Swinging on a Star, by David Trinidad
David Trinidad off-kilter subjects (The Flintstones, Buddy Holly, invented quotes from Emily Dickinson) and bold language choices make his poetry leap from the page. Trinidad’s the sort of poet you find yourself quoting without even realizing it, slipping his marvelous sentences into your daily conversation; his new book deserves to be on more summer reading lists.
Darkansas, by Jarret Middleton
Middleton’s tale is irresistibly gothic: Jordan Bayne is the son of legendary bluegrass musician Walker Bayne. He’s talented, but a series of bad decisions find him locked into a low-rent tour of dive bars, drinking and womanizing far too much. He returns home for the wedding of his twin brother just as he discovers a disturbing bit of family history: since the Civil War, every generation of male Baynes have been twins—and in every generation, one of the twins murdered their father.

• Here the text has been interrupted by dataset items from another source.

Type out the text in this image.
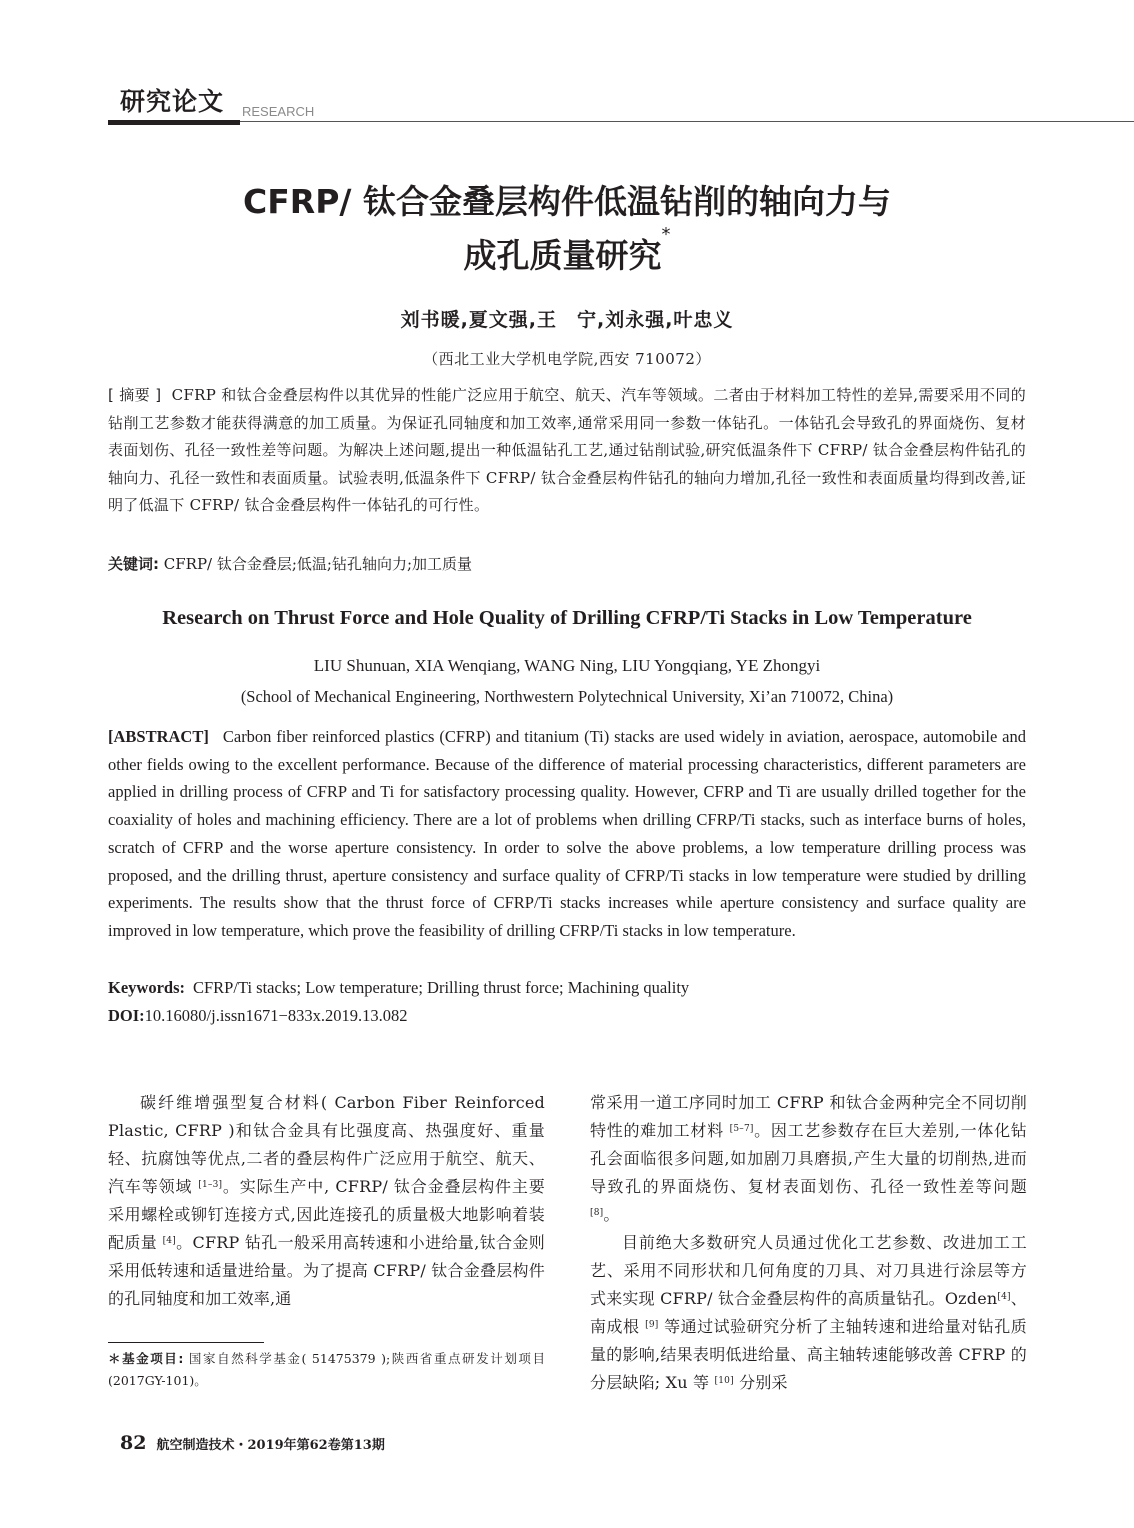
研究论文 RESEARCH
CFRP/ 钛合金叠层构件低温钻削的轴向力与
成孔质量研究*
刘书暖,夏文强,王　宁,刘永强,叶忠义
（西北工业大学机电学院,西安 710072）
[ 摘要 ] CFRP 和钛合金叠层构件以其优异的性能广泛应用于航空、航天、汽车等领域。二者由于材料加工特性的差异,需要采用不同的钻削工艺参数才能获得满意的加工质量。为保证孔同轴度和加工效率,通常采用同一参数一体钻孔。一体钻孔会导致孔的界面烧伤、复材表面划伤、孔径一致性差等问题。为解决上述问题,提出一种低温钻孔工艺,通过钻削试验,研究低温条件下 CFRP/ 钛合金叠层构件钻孔的轴向力、孔径一致性和表面质量。试验表明,低温条件下 CFRP/ 钛合金叠层构件钻孔的轴向力增加,孔径一致性和表面质量均得到改善,证明了低温下 CFRP/ 钛合金叠层构件一体钻孔的可行性。
关键词: CFRP/ 钛合金叠层;低温;钻孔轴向力;加工质量
Research on Thrust Force and Hole Quality of Drilling CFRP/Ti Stacks in Low Temperature
LIU Shunuan, XIA Wenqiang, WANG Ning, LIU Yongqiang, YE Zhongyi
(School of Mechanical Engineering, Northwestern Polytechnical University, Xi’an 710072, China)
[ABSTRACT] Carbon fiber reinforced plastics (CFRP) and titanium (Ti) stacks are used widely in aviation, aerospace, automobile and other fields owing to the excellent performance. Because of the difference of material processing characteristics, different parameters are applied in drilling process of CFRP and Ti for satisfactory processing quality. However, CFRP and Ti are usually drilled together for the coaxiality of holes and machining efficiency. There are a lot of problems when drilling CFRP/Ti stacks, such as interface burns of holes, scratch of CFRP and the worse aperture consistency. In order to solve the above problems, a low temperature drilling process was proposed, and the drilling thrust, aperture consistency and surface quality of CFRP/Ti stacks in low temperature were studied by drilling experiments. The results show that the thrust force of CFRP/Ti stacks increases while aperture consistency and surface quality are improved in low temperature, which prove the feasibility of drilling CFRP/Ti stacks in low temperature.
Keywords: CFRP/Ti stacks; Low temperature; Drilling thrust force; Machining quality
DOI:10.16080/j.issn1671−833x.2019.13.082

碳纤维增强型复合材料( Carbon Fiber Reinforced Plastic, CFRP )和钛合金具有比强度高、热强度好、重量轻、抗腐蚀等优点,二者的叠层构件广泛应用于航空、航天、汽车等领域 [1–3]。实际生产中, CFRP/ 钛合金叠层构件主要采用螺栓或铆钉连接方式,因此连接孔的质量极大地影响着装配质量 [4]。CFRP 钻孔一般采用高转速和小进给量,钛合金则采用低转速和适量进给量。为了提高 CFRP/ 钛合金叠层构件的孔同轴度和加工效率,通

常采用一道工序同时加工 CFRP 和钛合金两种完全不同切削特性的难加工材料 [5–7]。因工艺参数存在巨大差别,一体化钻孔会面临很多问题,如加剧刀具磨损,产生大量的切削热,进而导致孔的界面烧伤、复材表面划伤、孔径一致性差等问题 [8]。

目前绝大多数研究人员通过优化工艺参数、改进加工工艺、采用不同形状和几何角度的刀具、对刀具进行涂层等方式来实现 CFRP/ 钛合金叠层构件的高质量钻孔。Ozden[4]、南成根 [9] 等通过试验研究分析了主轴转速和进给量对钻孔质量的影响,结果表明低进给量、高主轴转速能够改善 CFRP 的分层缺陷; Xu 等 [10] 分别采

＊基金项目: 国家自然科学基金( 51475379 );陕西省重点研发计划项目 (2017GY-101)。
82 航空制造技术・2019年第62卷第13期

Diving down a rabbit hole of a dark family secrets, Jordan discovers there are people who have a vested interest in ensuring the Bayne family tradition lives on. How can you resist that setup?
Moonbath, by Yanick Lahens
Lahens is the literary voice of Haiti. In Moonbath, she’s created a haunting, lyrical story about a single family in a small village in that half-island nation. Haiti has a tradition of “rural novels” or “peasant novels,” and Lahens’ newest promises to be a celebration of that tradition, following four generations of women who fight to keep their family and their way of life intact as violence, natural disaster, and politics buffet them from all sides. If your goal is to expand your literary palate, this is a perfect choice for your summer reading.